Take a peep into the future, and you will come face-to-face with many Big data challenges. With paradigm shifts taking place on the technology and business sides of predictive analytics and Big Data consistently, it’s important that we gear up to face the challenges of tomorrow.
Hype Leads to Fear, Uncertainty, and Doubt (FUD)
As per Scott Knau, CEO of Teradata, one of the biggest concerns faced by Big Data marketers and users is linked with the irrational hype surrounding the same. This, in turn, is leading to uncertainty, fear, and doubt with regard to its adoption in various industry verticals and practical applications. The ever-escalating combination of this hype and FUD is releasing mixed messages that are capable of being misinterpreted by decision-makers. This is complicating issues further with organizations juggling between using Big Data to add more value and avoiding the same.
This problem set has been analyzed by Olly Downs, senior VP of Globys Olly Downs, a reputed Big Data company, "It's all about getting into a situation where Big Data is no longer concerning," he opines. He finds an analogy between business intelligence (in its earlier days) and Big Data and how the former struggled to gain the confidence of its users in its entirety. Even as things unravel for Big Data and help it consolidate its position on firmer grounds in the future, it’s important to keep researching, gathering concrete knowledge, and removing all uncertainties that fog implementation-related decisions.
Scarcity of Talent
Big Data has managed to make its mark in a short time, thereby leaving recruiters, data warehouses, and large-sized companies in deep waters with regard to talent procurement. Fortunately, a host of Data Science courses and certificate programs are collaborating with corporate needs and higher education, thereby creating an optimistic scenario for the future. The need of the hour is to understand and adopt the shifts in data science education, encourage the younger lot to go in for more specialized majors—specifically with respect to Biog data use in Business, and upgrade Big Data team members and data scientists with a view to enhancing existing in-house capabilities.
The right way of addressing the challenge of scarce Big Data talent, which is bound to magnify in the years to come, can be seen in the form of a corporate-based model to build a Big Data talent base via a smart mix of toolsets, techniques, and education. Today, companies have to start working on the right people (and also new ones) by:
Building architectural setups and toolsets for developing professional services teams.
Building on all available knowledge worker skill sets to align with the business and technology needs of predictive analysis/ Big Data.
The idea is to recognize the "sweet spot" in the tasks that need the skills and tools of a knowledge worker and a data scientist alike. If companies manage the act, then they will obviously be in a stronger position to leverage the benefits of Big Data as a robust business platform. They will be able to save more time and focus on other higher-end Big Data tasks with more skilled resources in hand.

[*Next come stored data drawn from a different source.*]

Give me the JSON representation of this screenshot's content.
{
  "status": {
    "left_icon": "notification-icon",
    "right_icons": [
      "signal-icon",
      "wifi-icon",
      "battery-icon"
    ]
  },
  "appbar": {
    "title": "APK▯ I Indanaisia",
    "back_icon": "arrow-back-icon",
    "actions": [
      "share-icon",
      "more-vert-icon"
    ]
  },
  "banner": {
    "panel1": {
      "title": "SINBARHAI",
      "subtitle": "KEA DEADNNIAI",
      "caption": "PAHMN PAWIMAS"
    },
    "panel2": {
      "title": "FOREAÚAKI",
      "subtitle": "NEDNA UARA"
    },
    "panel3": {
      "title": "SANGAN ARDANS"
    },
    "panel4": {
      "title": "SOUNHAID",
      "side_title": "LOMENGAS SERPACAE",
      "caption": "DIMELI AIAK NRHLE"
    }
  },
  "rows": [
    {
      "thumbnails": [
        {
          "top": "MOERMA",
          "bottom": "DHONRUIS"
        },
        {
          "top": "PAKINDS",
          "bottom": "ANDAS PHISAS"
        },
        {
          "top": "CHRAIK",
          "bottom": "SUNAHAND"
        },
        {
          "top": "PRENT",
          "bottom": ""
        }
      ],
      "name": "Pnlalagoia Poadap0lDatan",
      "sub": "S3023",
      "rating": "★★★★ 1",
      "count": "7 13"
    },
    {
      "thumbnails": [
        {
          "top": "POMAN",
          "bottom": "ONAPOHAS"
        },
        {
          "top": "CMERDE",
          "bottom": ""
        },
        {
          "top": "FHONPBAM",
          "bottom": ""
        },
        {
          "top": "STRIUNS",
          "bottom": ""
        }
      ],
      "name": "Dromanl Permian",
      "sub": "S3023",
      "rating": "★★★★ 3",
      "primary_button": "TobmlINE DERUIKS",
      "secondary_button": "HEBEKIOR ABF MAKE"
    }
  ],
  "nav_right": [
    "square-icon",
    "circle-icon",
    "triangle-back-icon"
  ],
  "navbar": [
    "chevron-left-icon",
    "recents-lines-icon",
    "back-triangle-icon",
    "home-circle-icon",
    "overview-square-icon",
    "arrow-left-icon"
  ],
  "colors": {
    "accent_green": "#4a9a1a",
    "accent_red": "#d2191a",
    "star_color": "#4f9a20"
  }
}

Unprecedented Growth in Data
The growth of Big Data has been rightfully summed by Russ Kennedy, VP of strategic marketing, CleverSafe, "There is obviously a deluge in information as Big Data expands to capture social media, mobile, and other data-intensive areas," he said. This said it is now time to capture available data in more economically viable and reliable ways. From designing and managing to replicating and securing the data, there is a lot of work in store for organizations dealing with Big Data tools and datasets. It is essential to think of more innovative and better storage strategies today so as to handle this Big Data challenge that is bound to arise tomorrow. Additionally, adherence to international compliance programs and all potential legal issues dealing with the storage of growing data in diverse geographic locations have to be handled too.
Careful foresight and timely preparations, finding ways of storing and protecting expanding data, and innovating the tools of Big Data analytics for transforming the data into more useful information, will create a better tomorrow for all users of this technology.
Currently, most Big Data headlines are tracking how customer behavioral patterns are being impacted across multiple industries. Market watchers are also keeping an eye on how Big data is entering the domains of heavy machinery industries such as construction, mining, and industrial manufacturing. With automation enabling analytics and decision-making like never before, especially where Big Data metrics are concerned, the need for customized applications, software, tools, and technologies is increasing, too; yes, one size doesn't fit all in this case. If companies desire prospers in tomorrow’s Big Data world, they have to start putting their infrastructure, processes, tools, and staffing investments in order. Right way!